Wigan owner Dave Whelan believes Premier League clubs will vote for a new break-even rule on Thursday.

Under plans which could be introduced next season, clubs would not be allowed to spend more cash than they generate.

Whelan told BBC Sport: "I think the clubs will say break-even is something they want. We could definitely see it."

The rule would mark a major change for the league, with champions Manchester City, for example, having made a £197m loss in their latest set of results.

Premier League clubs made cumulative losses of £361m in 2010-11, the most recent season for which there are complete financial results.

Representatives of the 20 top-flight teams will discuss the issue of financial regulation at one of their regular "shareholder meetings" in London on Thursday.

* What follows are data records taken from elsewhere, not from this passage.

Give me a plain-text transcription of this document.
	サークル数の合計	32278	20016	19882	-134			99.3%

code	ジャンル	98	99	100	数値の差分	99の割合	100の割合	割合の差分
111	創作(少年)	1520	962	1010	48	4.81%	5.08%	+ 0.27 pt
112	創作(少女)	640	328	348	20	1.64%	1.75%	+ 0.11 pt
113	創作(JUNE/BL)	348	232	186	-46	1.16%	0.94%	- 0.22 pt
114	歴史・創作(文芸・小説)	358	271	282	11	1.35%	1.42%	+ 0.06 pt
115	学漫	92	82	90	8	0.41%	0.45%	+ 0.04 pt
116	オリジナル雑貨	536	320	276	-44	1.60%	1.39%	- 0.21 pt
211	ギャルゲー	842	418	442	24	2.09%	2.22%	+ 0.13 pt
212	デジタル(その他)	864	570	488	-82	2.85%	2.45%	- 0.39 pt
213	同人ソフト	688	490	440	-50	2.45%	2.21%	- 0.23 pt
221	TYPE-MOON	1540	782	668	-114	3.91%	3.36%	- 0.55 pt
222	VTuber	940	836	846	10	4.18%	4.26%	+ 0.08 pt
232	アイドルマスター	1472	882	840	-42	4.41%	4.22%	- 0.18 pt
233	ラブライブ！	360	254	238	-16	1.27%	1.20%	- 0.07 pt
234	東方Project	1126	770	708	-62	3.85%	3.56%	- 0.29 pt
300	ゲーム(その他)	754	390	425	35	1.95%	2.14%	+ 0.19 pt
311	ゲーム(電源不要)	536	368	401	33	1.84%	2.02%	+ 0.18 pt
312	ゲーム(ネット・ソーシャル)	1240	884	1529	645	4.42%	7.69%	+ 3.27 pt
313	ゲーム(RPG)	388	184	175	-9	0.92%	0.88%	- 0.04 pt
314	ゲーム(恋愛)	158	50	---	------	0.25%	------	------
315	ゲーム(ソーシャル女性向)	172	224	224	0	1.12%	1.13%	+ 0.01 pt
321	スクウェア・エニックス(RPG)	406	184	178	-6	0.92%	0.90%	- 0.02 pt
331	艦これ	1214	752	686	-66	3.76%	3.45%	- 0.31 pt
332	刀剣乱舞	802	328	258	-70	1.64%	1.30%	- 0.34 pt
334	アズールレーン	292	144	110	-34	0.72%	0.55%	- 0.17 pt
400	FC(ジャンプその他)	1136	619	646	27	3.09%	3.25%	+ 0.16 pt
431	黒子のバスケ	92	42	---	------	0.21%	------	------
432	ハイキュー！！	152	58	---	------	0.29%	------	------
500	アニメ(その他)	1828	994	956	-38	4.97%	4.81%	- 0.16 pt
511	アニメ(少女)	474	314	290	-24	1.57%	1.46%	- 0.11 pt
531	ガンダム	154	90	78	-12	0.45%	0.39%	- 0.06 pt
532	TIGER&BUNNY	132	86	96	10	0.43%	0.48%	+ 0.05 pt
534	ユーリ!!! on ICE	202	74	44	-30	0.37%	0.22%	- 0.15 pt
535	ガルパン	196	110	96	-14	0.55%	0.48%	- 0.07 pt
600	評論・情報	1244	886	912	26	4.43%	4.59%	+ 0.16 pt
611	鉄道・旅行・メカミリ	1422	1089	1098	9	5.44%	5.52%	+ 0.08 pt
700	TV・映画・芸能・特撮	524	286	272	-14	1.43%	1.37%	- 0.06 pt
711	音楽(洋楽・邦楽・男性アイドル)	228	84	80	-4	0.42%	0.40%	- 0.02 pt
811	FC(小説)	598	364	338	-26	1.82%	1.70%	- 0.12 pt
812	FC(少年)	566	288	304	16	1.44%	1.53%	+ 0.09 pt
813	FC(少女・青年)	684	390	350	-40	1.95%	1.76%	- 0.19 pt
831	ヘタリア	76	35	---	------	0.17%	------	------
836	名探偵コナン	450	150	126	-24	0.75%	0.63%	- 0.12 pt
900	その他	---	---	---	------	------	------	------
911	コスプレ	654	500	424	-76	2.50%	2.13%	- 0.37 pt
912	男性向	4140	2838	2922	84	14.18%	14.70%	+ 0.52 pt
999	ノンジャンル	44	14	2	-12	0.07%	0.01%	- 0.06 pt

With 14 clubs needed to vote in favour of the proposals for them to pass, Whelan says Fulham are the only club opposed to any kind of new rules being brought in.

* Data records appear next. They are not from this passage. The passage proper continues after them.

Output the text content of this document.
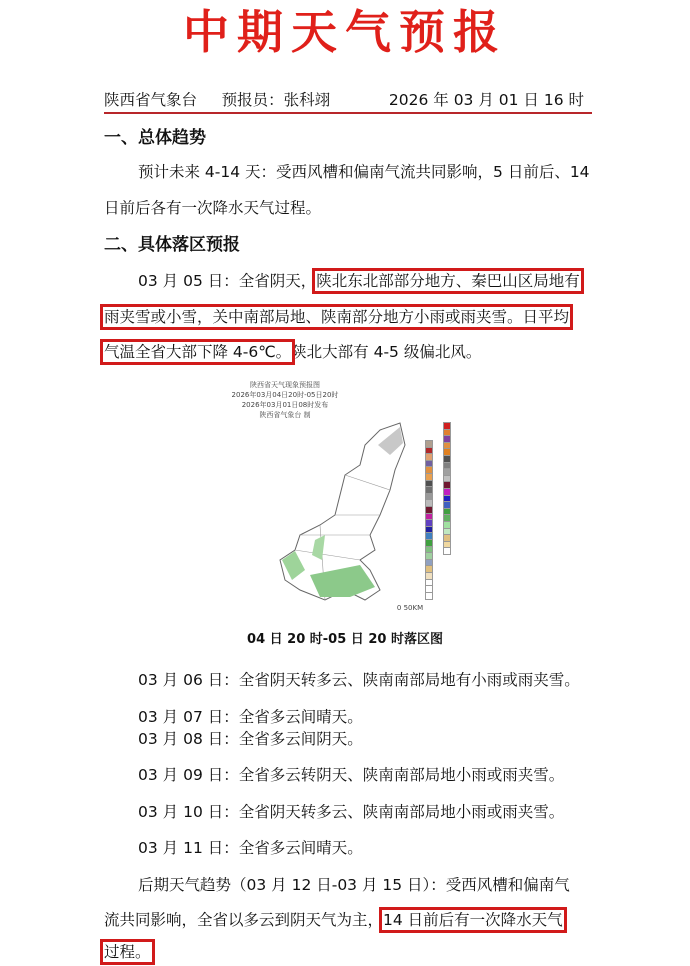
中期天气预报
陕西省气象台 预报员：张科翊	2026 年 03 月 01 日 16 时
一、总体趋势
预计未来 4-14 天：受西风槽和偏南气流共同影响，5 日前后、14
日前后各有一次降水天气过程。
二、具体落区预报
03 月 05 日：全省阴天，陕北东北部部分地方、秦巴山区局地有
雨夹雪或小雪，关中南部局地、陕南部分地方小雨或雨夹雪。日平均
气温全省大部下降 4-6℃。陕北大部有 4-5 级偏北风。
陕西省天气现象预报图
2026年03月04日20时-05日20时
2026年03月01日08时发布
陕西省气象台 制
0 50KM
04 日 20 时-05 日 20 时落区图
03 月 06 日：全省阴天转多云、陕南南部局地有小雨或雨夹雪。
03 月 07 日：全省多云间晴天。
03 月 08 日：全省多云间阴天。
03 月 09 日：全省多云转阴天、陕南南部局地小雨或雨夹雪。
03 月 10 日：全省阴天转多云、陕南南部局地小雨或雨夹雪。
03 月 11 日：全省多云间晴天。
后期天气趋势（03 月 12 日-03 月 15 日）：受西风槽和偏南气
流共同影响，全省以多云到阴天气为主，14 日前后有一次降水天气
过程。
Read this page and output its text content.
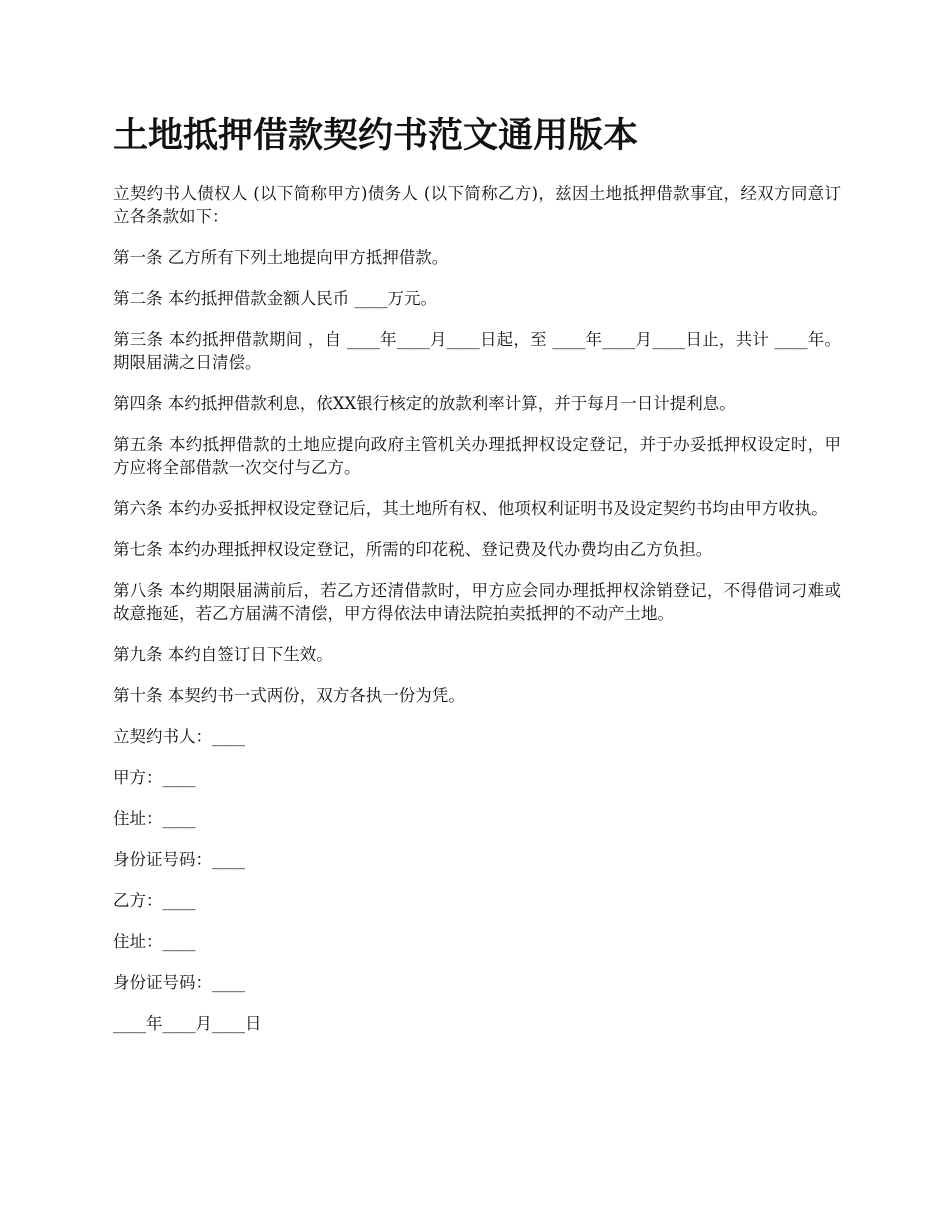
土地抵押借款契约书范文通用版本

立契约书人债权人 (以下简称甲方)债务人 (以下简称乙方)，兹因土地抵押借款事宜，经双方同意订立各条款如下：

第一条 乙方所有下列土地提向甲方抵押借款。

第二条 本约抵押借款金额人民币 ____万元。

第三条 本约抵押借款期间 ，自 ____年____月____日起，至 ____年____月____日止，共计 ____年。期限届满之日清偿。

第四条 本约抵押借款利息，依XX银行核定的放款利率计算，并于每月一日计提利息。

第五条 本约抵押借款的土地应提向政府主管机关办理抵押权设定登记，并于办妥抵押权设定时，甲方应将全部借款一次交付与乙方。

第六条 本约办妥抵押权设定登记后，其土地所有权、他项权利证明书及设定契约书均由甲方收执。

第七条 本约办理抵押权设定登记，所需的印花税、登记费及代办费均由乙方负担。

第八条 本约期限届满前后，若乙方还清借款时，甲方应会同办理抵押权涂销登记，不得借词刁难或故意拖延，若乙方届满不清偿，甲方得依法申请法院拍卖抵押的不动产土地。

第九条 本约自签订日下生效。

第十条 本契约书一式两份，双方各执一份为凭。

立契约书人：____

甲方：____

住址：____

身份证号码：____

乙方：____

住址：____

身份证号码：____

____年____月____日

"This break-even rule will stop clubs getting into the red," he said. "There's nothing worse than seeing a club like Portsmouth getting into financial trouble - or Rangers, who are such a big and powerful club.

"I don't think Fulham want anything at all to do with it but generally it is accepted it's a very good rule. If it's passed on Thursday I think it's going to be a very good thing for football."

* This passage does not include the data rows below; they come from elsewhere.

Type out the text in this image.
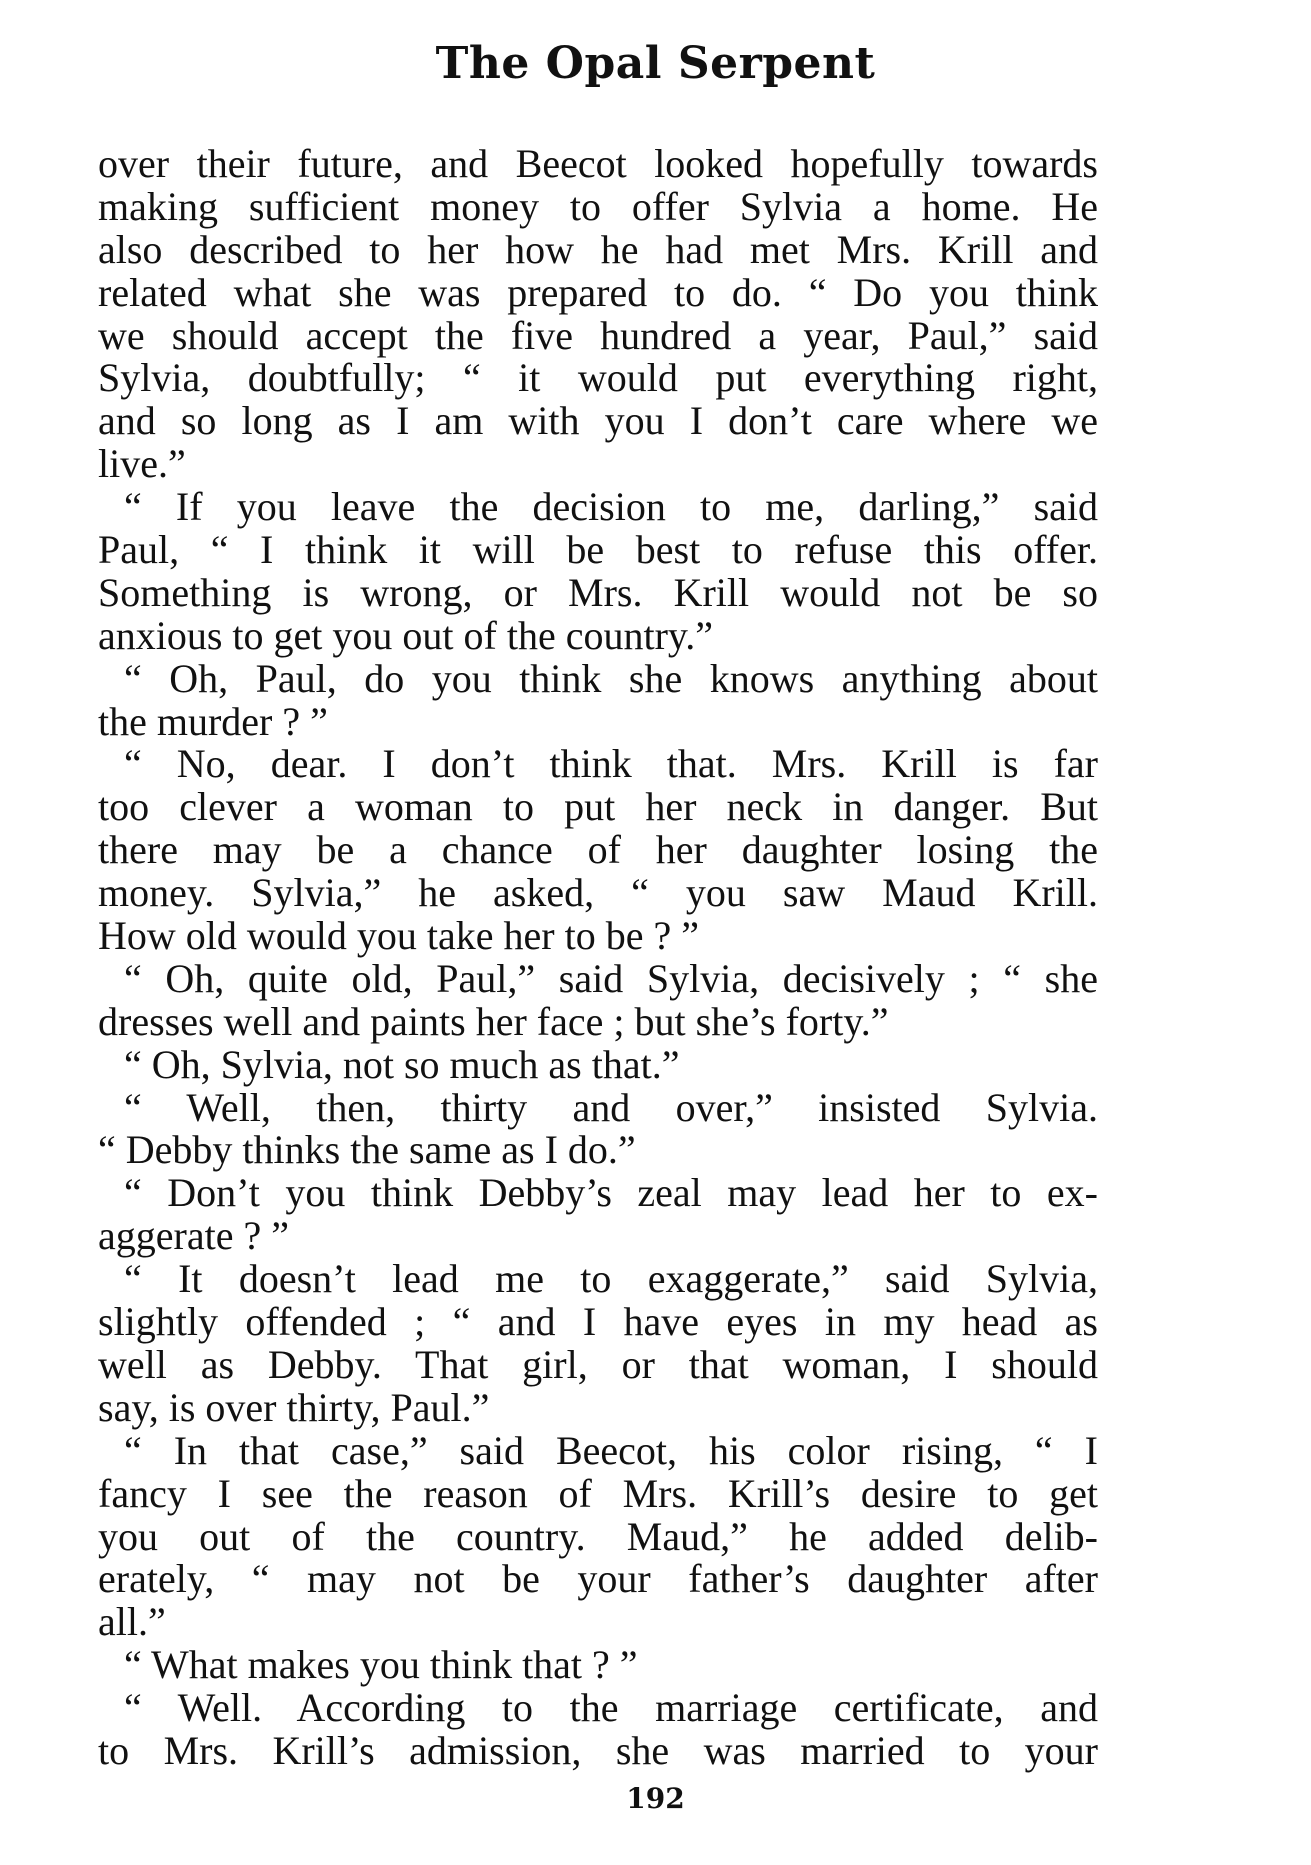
The Opal Serpent
over their future, and Beecot looked hopefully towards
making sufficient money to offer Sylvia a home. He
also described to her how he had met Mrs. Krill and
related what she was prepared to do. “ Do you think
we should accept the five hundred a year, Paul,” said
Sylvia, doubtfully; “ it would put everything right,
and so long as I am with you I don’t care where we
live.”
“ If you leave the decision to me, darling,” said
Paul, “ I think it will be best to refuse this offer.
Something is wrong, or Mrs. Krill would not be so
anxious to get you out of the country.”
“ Oh, Paul, do you think she knows anything about
the murder ? ”
“ No, dear. I don’t think that. Mrs. Krill is far
too clever a woman to put her neck in danger. But
there may be a chance of her daughter losing the
money. Sylvia,” he asked, “ you saw Maud Krill.
How old would you take her to be ? ”
“ Oh, quite old, Paul,” said Sylvia, decisively ; “ she
dresses well and paints her face ; but she’s forty.”
“ Oh, Sylvia, not so much as that.”
“ Well, then, thirty and over,” insisted Sylvia.
“ Debby thinks the same as I do.”
“ Don’t you think Debby’s zeal may lead her to ex-
aggerate ? ”
“ It doesn’t lead me to exaggerate,” said Sylvia,
slightly offended ; “ and I have eyes in my head as
well as Debby. That girl, or that woman, I should
say, is over thirty, Paul.”
“ In that case,” said Beecot, his color rising, “ I
fancy I see the reason of Mrs. Krill’s desire to get
you out of the country. Maud,” he added delib-
erately, “ may not be your father’s daughter after
all.”
“ What makes you think that ? ”
“ Well. According to the marriage certificate, and
to Mrs. Krill’s admission, she was married to your
192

There could still be some flexibility permitted under any potential change, with wealthy owners allowed to put additional money in.

Uefa has already introduced its own financial fair play rules. The first monitoring period is for two seasons and clubs had to submit accounts for 2011/12 and will also do so for 2012/13. For that two-season period, they are only permitted to each make a 45m Euro aggregate loss.

Clubs that fail to comply could be excluded from playing in the Champions League or Europa League.

Whelan believes the penalties should be severe if a break-even rule is introduced in the Premier League.

"We've got to say 'if you agree with this, you've got to abide by the rules'," he said. "If you don't break even, you get relegated or get a 10-, 15-, 20-point deduction."

A new £3bn television deal comes into force in the Premier League next season, up 70% on the existing arrangement. The chairmen are eager to ensure the extra money is not swallowed up by increased player wages.

Premier League clubs spent almost £1.6bn on wages in 2010-11, constituting 70% of their income. Only once in the 20 seasons of the Premier League - 2004-05 - have wages fallen year-on-year.

Manchester City spent 114% of their income on wages in 2010-11, Aston Villa 103%, and Chelsea 84%.

Another proposal is the introduction of a wage cap, pegging a club's salary bill to a maximum percentage increase year-on-year. Sunderland have pushed hard for this, but Whelan is not in favour.

"We control ourselves and don't pay what we can't afford," he said.

"I don't think they will go along with a wage cap, I can't see them getting a majority to put in too many controls.

"I say to players, get what you can while you can but be sensible and give respect to the club you play for."

Wigan reported a profit in earnings before interest, tax and other associated costs in their latest set of financial figures and Whelan expects them to be able to easily comply with a break-even rule.

"This doesn't come as any shock or surprise to a club like West Brom or Wigan, which are very carefully, well-run clubs," he said.